O’Neill sauntered easily on to film sets in Europe and then Hollywood. How did he win cooperation from the beautiful people, especially women stars chary of their appearance? “Compliments. More compliments, that’s it,” he said. “And, well … you could add a few more compliments.” Plus, he was a pretty handsome lad. And he became friends with quite a few. I guess never being the starstruck type helped that along.
On to Faye,…Good or Bad?
While he did have a first wife, the actress Vera Day, it was Faye Dunaway and their 4 year marriage that may have been his most significant relationship. But that ended when he really wanted to return to Britain. While O’Neill was candid about his many relationships, from centerfold models thrilled by his London accent who pursued him through the Playboy Mansion, via Jean Shrimpton, to the domestic monarch Martha Stewart in the late 80s. Photography or not, it was a pretty exciting life. Especially with friends like Eric Clapton, Rod Stewart,…and hanging out at the Playboy mansion.

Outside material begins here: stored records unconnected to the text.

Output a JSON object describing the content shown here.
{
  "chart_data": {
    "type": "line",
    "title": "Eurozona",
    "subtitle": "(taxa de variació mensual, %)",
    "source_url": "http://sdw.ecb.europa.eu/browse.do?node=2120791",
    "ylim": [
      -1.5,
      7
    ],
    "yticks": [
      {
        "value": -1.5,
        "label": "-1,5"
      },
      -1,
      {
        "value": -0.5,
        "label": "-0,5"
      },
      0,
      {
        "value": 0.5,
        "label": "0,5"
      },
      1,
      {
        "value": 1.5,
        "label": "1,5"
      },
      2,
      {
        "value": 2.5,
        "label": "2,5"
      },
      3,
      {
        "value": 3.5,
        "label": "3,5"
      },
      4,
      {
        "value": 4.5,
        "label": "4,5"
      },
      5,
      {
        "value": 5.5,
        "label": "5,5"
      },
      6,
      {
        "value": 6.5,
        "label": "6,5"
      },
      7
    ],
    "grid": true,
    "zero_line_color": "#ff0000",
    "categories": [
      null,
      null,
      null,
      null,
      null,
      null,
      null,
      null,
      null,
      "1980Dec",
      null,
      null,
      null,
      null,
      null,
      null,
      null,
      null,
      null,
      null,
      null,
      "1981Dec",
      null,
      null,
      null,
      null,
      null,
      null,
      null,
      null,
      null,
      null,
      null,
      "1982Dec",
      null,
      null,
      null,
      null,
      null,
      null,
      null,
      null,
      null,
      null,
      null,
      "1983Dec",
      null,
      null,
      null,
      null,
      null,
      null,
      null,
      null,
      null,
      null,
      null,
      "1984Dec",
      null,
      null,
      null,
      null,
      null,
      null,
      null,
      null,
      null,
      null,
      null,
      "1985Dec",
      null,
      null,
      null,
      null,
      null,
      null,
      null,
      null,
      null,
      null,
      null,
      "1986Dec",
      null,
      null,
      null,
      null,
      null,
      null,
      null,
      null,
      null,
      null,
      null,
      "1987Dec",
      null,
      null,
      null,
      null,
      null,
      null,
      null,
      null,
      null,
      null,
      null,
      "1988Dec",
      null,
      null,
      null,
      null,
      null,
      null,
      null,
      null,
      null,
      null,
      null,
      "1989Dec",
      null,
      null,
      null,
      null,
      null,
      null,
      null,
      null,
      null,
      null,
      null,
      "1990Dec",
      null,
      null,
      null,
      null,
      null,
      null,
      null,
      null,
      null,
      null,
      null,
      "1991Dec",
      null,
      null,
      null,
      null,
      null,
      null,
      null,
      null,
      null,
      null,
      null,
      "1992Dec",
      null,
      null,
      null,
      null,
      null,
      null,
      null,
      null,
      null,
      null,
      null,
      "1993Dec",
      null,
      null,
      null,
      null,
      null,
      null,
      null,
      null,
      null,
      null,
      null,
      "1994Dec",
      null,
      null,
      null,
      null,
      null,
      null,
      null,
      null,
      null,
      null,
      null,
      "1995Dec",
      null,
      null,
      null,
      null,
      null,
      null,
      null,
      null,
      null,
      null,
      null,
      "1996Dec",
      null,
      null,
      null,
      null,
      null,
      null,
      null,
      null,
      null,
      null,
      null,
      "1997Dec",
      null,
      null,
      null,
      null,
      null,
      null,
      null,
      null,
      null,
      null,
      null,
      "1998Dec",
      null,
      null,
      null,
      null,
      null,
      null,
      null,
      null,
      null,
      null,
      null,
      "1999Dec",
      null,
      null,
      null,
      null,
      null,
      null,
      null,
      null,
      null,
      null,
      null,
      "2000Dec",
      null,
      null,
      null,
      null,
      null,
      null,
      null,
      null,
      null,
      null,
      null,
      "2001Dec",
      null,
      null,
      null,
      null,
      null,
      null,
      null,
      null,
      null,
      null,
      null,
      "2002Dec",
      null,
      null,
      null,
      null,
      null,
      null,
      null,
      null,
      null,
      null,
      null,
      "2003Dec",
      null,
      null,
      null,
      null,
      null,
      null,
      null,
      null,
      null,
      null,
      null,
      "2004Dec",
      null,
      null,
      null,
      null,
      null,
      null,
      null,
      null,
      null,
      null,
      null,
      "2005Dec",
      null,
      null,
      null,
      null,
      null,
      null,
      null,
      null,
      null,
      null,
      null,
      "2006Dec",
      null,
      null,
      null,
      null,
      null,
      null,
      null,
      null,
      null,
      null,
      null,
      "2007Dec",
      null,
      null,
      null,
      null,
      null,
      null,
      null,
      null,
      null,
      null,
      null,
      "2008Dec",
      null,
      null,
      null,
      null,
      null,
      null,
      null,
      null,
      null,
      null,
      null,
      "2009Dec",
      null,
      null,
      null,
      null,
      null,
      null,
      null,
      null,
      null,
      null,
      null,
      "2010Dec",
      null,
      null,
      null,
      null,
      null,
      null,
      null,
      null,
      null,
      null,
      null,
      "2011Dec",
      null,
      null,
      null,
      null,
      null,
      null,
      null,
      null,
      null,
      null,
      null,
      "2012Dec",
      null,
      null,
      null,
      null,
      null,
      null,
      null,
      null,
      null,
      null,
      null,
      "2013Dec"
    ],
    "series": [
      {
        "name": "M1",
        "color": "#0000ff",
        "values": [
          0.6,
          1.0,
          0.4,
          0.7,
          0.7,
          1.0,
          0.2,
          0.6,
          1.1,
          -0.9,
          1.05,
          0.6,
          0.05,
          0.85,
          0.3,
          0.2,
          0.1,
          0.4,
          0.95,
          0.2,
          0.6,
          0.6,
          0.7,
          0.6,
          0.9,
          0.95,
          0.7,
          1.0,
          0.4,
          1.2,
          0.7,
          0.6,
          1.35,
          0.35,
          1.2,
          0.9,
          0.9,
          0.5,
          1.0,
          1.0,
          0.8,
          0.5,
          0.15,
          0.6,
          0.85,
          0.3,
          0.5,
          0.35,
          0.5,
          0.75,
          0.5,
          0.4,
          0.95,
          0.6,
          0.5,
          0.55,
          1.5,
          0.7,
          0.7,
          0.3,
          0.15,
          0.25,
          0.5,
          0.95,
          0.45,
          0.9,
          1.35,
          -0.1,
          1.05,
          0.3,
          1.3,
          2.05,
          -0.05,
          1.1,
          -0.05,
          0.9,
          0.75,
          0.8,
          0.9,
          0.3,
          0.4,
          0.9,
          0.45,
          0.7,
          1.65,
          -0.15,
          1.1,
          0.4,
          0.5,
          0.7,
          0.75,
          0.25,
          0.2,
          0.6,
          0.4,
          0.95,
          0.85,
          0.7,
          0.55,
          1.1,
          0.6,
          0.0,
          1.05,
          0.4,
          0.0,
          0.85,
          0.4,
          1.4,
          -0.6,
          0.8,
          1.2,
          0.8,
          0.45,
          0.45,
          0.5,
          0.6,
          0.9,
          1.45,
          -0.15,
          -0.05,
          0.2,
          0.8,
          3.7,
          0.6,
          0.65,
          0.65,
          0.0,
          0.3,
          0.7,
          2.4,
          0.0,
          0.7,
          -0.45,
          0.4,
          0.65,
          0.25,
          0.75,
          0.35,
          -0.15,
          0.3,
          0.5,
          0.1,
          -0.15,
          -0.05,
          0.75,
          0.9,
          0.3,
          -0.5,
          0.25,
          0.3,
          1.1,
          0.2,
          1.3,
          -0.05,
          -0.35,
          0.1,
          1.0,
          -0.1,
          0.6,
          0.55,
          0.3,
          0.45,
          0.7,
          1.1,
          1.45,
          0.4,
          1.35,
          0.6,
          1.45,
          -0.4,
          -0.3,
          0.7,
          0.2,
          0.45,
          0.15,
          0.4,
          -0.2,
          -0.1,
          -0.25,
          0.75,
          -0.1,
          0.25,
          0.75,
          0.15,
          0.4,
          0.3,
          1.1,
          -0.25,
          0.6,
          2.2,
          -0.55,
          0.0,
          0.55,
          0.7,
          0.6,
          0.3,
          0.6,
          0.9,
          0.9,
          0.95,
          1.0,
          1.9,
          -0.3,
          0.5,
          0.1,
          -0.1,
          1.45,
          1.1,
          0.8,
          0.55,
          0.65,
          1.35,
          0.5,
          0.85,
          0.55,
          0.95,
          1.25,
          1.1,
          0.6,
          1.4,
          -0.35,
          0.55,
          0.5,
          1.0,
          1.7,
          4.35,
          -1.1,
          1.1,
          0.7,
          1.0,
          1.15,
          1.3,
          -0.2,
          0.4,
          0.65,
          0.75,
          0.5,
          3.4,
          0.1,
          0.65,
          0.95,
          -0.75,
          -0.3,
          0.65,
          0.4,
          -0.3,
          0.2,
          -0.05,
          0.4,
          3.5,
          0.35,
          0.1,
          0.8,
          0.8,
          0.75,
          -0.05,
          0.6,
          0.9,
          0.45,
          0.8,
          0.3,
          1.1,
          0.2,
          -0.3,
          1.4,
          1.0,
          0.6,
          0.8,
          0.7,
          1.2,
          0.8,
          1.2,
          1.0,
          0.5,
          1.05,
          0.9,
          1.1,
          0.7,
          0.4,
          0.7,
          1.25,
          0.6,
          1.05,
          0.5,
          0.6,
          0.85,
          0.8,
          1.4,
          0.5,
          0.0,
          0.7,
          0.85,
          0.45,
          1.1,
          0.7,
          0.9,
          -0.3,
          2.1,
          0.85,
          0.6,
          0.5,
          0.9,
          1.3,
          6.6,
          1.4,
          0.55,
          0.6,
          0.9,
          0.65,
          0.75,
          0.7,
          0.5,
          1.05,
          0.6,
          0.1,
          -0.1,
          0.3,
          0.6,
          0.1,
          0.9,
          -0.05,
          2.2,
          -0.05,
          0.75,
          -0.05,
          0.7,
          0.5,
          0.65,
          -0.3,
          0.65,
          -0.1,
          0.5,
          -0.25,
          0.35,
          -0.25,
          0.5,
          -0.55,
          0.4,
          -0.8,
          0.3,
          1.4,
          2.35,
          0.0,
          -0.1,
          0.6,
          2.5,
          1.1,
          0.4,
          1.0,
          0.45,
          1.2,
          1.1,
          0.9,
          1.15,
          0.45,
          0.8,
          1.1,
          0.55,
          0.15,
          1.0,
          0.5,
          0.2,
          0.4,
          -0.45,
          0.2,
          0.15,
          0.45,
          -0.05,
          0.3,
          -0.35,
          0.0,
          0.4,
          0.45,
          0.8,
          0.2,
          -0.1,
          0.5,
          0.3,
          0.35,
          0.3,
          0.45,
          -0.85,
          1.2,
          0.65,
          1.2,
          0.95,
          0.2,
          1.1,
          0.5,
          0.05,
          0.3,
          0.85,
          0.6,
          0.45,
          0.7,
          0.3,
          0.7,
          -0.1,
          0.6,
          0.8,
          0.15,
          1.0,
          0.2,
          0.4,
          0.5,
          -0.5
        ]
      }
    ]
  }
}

By then he had been out of photography for too long to return at the same level; he considered becoming a picture editor before saying to a colour supplement editor, as he so often had done in the past, “Listen, I got an idea.”
In the 90’s he had an idea which was a series of portraits of new faces, which restarted his career, but many layers of management and PR were now interposed between celebrity and lens, and O’Neill was soon bored by long days waiting for a half-hour slot with his subject, buffered by legions of intermediaries. Not like the old days. When he was granted the old freedom – invited to preparations for the Nelson Mandela birthday concert in 2008, for instance, or snatching a few frames of Amy Winehouse in the same year – the pix had their old vivacity.
A Belated Send-Off
Most photographers threw away contact sheets like Kleenex, but O’Neill kept many, most of them better than usable (including Raquel Welch, in a fur bikini, tied to a cross, which was shot 30 years before it was eventually published, and Muhammad Ali with his mum). They became the basis first for a modest licensing business, then for multiple exhibitions and books that sustained him in retirement. While he had nothing against digital,…per se, one of his quotes on digital he’ll probably be most remembered for;
“I hate it. I use it – today’s people just want it…so what can you do? If I do a job and there’s somebody in the studio; they love to look at all the pictures and say they like this one or that one. It’s not photography – photography is about moments and you can’t get it with all that shebang going on. Nothing beats film; believe me.” ~ Terry O’Neil
O’Neill was made an honorary fellow of the Royal Photographic Society in 2004, and received the society’s centenary medal in 2011. His books are quickly becoming collectors items,….as are his prints through various galleries. Especially those signed by Terry and the celebrity.